“It would be reasonable to ask: could he live with more self-hatred? He’d already survived with plenty of it. Eventually, it faded like everything else. You got used to being the person you hoped you wouldn’t be. You adjusted your goalposts and moved on. It was only on those unexpected moments when you looked back at what you had intended to be that it really hurt.”
Retribution is the second novel by Australian farmer and author, Richard Anderson. It’s a typical small town in country NSW. Former Federal MP for Lindon, Caroline Statham is there because her developer husband, Bob has a property (with a showpiece garden) on the outskirts; Graeme Sweetapple lives on a small holding next door, running some livestock and agisting horses; Carson Wright grew up there but has tried unsuccessfully to leave; and after a stint at the mine protest site, Luke Griffiths is doing a bit of fencing while he works out where to go next.
Very early on Christmas Day, Graeme is just bringing home a few steers, the result of a late-night duffing foray, when he comes upon an overturned ute with an injured driver. He stops to help but, because of his cargo, is eager to be on his way before the authorities arrive, when the passenger hands him a potentially dangerous parcel.
Later in the day, Bob Statham visits Graeme’s farm with a proposal. The prospect of clearing a long-standing inherited debt sees Graeme ignoring his conscience and agreeing to steal a horse. And what a horse Retribution is! Graeme has her hidden on his farm: it’s meant to be a temporary situation, but then he falls in love.
As Graeme, Carson and Luke dream up schemes for switching horses, the unthinkable happens.

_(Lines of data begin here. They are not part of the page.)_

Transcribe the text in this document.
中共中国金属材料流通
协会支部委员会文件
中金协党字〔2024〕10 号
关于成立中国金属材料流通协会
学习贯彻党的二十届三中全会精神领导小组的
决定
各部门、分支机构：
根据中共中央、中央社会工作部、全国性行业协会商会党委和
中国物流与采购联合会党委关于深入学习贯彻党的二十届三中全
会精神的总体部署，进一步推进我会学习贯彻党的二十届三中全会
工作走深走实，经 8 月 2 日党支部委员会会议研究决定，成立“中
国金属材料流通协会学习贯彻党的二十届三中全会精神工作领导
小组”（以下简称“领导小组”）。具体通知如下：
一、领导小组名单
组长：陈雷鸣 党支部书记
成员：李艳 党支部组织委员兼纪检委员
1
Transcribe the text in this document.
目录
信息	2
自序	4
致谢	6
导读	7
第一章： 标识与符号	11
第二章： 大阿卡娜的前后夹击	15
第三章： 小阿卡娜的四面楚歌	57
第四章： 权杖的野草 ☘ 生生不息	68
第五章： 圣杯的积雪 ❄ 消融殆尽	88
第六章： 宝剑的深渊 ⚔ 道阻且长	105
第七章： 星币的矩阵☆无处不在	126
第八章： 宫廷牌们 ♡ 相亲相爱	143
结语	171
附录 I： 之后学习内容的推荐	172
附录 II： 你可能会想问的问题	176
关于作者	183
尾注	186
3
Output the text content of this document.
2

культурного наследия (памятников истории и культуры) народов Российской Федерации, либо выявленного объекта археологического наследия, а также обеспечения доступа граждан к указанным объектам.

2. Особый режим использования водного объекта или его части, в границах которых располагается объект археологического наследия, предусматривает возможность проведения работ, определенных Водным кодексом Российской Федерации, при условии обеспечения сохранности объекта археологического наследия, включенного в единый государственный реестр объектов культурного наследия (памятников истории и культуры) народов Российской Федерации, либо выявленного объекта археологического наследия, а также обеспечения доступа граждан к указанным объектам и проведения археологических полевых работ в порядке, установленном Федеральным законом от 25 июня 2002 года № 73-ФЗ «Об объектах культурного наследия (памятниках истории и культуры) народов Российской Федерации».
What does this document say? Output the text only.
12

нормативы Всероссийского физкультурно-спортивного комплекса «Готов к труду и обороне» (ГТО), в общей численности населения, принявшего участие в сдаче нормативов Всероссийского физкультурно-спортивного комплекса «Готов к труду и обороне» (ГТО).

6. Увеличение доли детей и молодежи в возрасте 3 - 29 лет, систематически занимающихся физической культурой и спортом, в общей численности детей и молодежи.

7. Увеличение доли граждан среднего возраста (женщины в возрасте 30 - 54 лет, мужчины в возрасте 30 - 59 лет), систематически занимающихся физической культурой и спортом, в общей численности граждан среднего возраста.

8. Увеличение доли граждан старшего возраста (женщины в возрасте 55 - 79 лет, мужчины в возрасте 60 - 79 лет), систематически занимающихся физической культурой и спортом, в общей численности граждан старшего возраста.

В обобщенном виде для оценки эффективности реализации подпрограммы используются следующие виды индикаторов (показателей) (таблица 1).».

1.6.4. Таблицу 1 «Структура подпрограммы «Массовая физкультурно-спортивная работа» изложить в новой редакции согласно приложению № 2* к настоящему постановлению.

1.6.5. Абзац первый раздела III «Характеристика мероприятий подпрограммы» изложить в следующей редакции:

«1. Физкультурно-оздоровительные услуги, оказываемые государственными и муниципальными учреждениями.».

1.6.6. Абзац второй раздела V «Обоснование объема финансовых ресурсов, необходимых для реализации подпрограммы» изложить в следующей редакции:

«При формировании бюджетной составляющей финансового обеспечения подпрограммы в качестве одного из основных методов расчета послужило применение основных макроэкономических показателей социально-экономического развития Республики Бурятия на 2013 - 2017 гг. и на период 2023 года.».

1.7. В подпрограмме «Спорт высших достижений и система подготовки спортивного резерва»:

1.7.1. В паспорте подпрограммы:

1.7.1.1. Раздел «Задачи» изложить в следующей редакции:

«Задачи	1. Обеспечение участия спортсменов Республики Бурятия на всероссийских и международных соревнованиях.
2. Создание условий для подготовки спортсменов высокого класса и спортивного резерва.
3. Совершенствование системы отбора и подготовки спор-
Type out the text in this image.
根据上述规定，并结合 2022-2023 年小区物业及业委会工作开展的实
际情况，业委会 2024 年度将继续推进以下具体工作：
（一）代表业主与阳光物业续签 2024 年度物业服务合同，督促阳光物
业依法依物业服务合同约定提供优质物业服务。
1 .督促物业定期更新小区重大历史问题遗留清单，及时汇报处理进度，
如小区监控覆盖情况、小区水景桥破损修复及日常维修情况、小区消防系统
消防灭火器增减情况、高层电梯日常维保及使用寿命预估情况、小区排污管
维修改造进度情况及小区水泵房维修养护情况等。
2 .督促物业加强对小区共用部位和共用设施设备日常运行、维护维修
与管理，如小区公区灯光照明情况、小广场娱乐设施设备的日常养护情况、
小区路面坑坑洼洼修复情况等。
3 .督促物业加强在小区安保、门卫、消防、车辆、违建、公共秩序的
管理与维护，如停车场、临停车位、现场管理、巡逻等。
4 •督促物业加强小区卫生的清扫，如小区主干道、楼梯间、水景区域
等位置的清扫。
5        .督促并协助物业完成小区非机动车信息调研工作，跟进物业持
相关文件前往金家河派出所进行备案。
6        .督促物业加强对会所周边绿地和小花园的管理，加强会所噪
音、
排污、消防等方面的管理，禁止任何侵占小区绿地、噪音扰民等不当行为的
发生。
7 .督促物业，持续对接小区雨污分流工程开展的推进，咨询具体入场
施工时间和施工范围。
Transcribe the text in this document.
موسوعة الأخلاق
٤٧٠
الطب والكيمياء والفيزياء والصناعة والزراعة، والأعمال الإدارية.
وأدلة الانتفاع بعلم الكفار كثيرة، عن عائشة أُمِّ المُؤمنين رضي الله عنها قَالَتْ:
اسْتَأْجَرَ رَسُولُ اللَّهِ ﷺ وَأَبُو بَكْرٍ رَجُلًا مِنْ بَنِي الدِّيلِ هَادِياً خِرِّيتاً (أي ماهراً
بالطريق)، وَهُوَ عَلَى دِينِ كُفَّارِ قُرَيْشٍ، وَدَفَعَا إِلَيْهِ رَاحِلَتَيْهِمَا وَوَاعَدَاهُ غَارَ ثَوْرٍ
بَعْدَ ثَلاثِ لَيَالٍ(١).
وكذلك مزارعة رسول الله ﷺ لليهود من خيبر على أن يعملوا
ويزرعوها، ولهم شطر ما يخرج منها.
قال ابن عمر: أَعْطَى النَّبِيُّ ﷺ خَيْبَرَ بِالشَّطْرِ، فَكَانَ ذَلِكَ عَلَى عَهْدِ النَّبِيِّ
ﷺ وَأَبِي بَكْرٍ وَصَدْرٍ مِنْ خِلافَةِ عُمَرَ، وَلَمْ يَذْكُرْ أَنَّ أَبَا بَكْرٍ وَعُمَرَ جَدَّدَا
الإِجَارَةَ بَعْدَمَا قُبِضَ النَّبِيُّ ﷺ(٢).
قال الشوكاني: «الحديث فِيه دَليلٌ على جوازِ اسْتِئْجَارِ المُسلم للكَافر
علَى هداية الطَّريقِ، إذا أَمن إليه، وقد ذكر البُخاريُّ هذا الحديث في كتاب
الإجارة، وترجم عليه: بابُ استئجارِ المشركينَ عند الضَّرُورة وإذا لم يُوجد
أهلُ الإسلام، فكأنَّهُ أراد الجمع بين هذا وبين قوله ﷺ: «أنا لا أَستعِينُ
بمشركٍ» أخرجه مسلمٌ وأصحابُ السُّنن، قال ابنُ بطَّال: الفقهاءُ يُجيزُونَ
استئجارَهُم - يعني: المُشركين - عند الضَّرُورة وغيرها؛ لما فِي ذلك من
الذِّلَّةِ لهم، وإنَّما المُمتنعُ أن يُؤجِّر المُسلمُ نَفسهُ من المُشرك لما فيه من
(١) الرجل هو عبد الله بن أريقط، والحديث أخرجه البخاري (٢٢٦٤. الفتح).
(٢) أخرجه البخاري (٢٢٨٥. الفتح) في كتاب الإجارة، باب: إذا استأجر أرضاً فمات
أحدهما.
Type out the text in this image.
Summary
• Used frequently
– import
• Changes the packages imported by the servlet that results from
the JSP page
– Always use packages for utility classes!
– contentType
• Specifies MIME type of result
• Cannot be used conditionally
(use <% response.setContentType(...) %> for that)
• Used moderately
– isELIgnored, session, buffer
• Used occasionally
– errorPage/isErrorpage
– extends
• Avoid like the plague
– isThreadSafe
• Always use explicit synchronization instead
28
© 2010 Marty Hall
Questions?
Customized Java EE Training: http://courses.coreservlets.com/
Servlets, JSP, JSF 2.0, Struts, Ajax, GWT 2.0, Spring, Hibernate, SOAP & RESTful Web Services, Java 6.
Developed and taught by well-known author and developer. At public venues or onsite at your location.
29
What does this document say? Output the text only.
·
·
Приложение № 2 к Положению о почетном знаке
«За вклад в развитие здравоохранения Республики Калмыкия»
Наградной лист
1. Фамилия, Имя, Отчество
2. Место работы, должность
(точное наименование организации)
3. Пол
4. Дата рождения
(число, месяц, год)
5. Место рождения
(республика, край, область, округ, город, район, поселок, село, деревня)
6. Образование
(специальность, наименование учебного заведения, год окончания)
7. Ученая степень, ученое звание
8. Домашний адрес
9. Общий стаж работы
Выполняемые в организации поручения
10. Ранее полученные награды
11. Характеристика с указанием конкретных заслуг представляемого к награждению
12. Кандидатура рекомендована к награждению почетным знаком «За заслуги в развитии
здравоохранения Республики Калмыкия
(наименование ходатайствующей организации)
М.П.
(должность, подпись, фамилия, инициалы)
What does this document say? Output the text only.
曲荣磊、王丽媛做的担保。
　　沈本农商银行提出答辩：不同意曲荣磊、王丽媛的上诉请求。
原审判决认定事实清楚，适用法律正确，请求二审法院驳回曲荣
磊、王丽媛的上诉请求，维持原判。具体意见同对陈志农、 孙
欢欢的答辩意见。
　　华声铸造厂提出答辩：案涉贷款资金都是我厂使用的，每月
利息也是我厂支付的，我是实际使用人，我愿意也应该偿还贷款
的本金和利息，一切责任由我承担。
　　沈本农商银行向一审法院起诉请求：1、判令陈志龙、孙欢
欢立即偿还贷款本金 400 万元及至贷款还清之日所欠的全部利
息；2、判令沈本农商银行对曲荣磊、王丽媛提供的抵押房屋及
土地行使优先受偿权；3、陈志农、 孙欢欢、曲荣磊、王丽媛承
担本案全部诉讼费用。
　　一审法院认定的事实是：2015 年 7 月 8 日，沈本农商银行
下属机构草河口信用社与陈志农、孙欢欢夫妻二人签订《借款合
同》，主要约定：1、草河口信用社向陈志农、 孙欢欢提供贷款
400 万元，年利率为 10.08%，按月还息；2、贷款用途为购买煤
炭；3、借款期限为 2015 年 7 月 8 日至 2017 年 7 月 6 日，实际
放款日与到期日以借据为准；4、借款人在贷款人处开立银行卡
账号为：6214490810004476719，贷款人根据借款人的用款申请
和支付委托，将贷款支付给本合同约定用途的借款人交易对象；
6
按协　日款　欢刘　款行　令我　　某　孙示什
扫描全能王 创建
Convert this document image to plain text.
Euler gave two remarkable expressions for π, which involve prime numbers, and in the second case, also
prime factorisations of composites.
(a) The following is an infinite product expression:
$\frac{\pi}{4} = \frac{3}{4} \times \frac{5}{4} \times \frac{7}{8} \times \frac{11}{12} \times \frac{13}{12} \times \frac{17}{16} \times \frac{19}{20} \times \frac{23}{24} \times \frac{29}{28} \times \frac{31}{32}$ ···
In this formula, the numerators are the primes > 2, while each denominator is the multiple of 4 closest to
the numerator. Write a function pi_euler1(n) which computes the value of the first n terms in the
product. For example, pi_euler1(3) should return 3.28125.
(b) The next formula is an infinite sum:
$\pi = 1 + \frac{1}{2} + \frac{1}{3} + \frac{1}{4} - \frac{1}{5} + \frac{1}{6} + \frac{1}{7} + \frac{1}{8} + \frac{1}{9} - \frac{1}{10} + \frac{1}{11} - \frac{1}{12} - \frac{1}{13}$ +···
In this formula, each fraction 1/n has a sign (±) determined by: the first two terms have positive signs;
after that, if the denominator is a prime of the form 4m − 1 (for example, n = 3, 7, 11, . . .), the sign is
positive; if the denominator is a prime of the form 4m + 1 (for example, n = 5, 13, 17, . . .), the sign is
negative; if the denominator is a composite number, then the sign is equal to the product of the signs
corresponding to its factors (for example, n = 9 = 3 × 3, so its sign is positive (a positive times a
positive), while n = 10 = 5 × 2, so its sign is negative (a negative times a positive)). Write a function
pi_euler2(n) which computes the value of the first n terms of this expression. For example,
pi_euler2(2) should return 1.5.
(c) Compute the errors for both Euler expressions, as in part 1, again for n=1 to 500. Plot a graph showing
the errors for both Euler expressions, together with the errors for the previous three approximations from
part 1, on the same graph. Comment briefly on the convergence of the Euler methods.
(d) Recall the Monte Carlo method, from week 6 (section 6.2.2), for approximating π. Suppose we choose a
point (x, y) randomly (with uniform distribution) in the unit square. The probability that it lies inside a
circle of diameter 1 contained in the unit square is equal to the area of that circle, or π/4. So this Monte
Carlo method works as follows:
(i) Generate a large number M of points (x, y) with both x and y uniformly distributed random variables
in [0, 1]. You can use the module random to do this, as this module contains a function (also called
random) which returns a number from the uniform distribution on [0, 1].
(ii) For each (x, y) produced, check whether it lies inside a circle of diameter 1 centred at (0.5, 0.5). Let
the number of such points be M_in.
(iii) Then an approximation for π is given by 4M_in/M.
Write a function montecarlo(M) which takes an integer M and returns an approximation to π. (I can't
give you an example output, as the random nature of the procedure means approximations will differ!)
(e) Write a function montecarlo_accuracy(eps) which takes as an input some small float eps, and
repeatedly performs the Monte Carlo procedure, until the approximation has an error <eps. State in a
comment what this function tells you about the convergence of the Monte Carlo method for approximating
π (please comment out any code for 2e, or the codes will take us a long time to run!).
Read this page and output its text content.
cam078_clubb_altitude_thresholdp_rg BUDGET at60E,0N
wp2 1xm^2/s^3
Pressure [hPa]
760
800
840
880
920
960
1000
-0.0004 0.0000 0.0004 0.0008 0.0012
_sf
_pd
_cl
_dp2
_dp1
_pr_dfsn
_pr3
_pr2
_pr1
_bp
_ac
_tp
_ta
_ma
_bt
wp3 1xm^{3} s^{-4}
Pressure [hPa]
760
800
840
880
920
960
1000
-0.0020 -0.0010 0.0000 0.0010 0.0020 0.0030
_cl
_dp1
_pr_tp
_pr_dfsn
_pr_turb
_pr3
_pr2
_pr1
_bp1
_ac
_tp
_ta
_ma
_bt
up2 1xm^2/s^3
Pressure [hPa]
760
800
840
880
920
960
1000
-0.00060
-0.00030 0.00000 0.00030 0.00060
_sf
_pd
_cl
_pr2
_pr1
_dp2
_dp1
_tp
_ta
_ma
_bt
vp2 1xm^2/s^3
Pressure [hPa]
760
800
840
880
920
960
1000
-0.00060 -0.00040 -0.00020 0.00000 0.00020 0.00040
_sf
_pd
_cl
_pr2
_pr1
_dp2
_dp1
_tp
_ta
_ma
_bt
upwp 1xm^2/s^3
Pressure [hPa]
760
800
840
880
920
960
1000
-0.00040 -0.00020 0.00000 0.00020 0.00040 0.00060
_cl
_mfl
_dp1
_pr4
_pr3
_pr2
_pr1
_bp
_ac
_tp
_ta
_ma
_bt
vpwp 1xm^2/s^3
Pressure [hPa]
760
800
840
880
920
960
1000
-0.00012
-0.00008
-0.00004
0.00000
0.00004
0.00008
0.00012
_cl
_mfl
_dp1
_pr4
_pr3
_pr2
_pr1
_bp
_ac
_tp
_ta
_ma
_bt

If they each had reasons for their simmering anger before, they now have a real reason to act.
Anderson gives the reader a great story: an original plot with an exciting climax (or two) and a truly wonderful ending, one that will put a smile on most faces. His characters are familiar, appealing and more than one-dimensional; his setting is expertly depicted and bears ample evidence of his first-hand experience; he also touches on a few topical issues like PTSD, assistance to struggling farmers, environmental protests, the plight of old and injured horses and sexual harassment.
“She knew he had already looked her over again; it was his accepted right, so deeply ingrained that he didn’t even know it existed. He had no idea what a prick he was.”
Carson tells us a bit about Sweetapple: “He was like so many other guys she knew: quiet, certain about what he thought was important and what wasn’t, and annoyed by fuss. But he burned inside: an unexplained brightness that made him interesting, attractive, and worth being around. She wondered if the fire didn’t come from something like hate, but she never saw any actions arise from an emotion like that: he didn’t ever direct anger or violence at her or anyone he knew, and certainly not at one of his animals. Carson had the feeling that he did wild, unexpected things that he didn’t tell her about. Sometimes she wondered if she wasn’t just hanging around to find out what would happen.”
Anderson has a deft hand at descriptive prose: “They drove in silence, but the energy in the car was enough to make the windows bulge” and manages to delight with the banter between characters and some laugh-out-loud moments involving email scams and cross-dressing. It is rumoured that Anderson has more of Stony Creek (The Good Teacher) in store for readers; meanwhile, this second novel will keep his fans abundantly satisfied. Brilliant Aussie fiction.
This unbiased review is from a copy provided by Scribe Publishing Australia.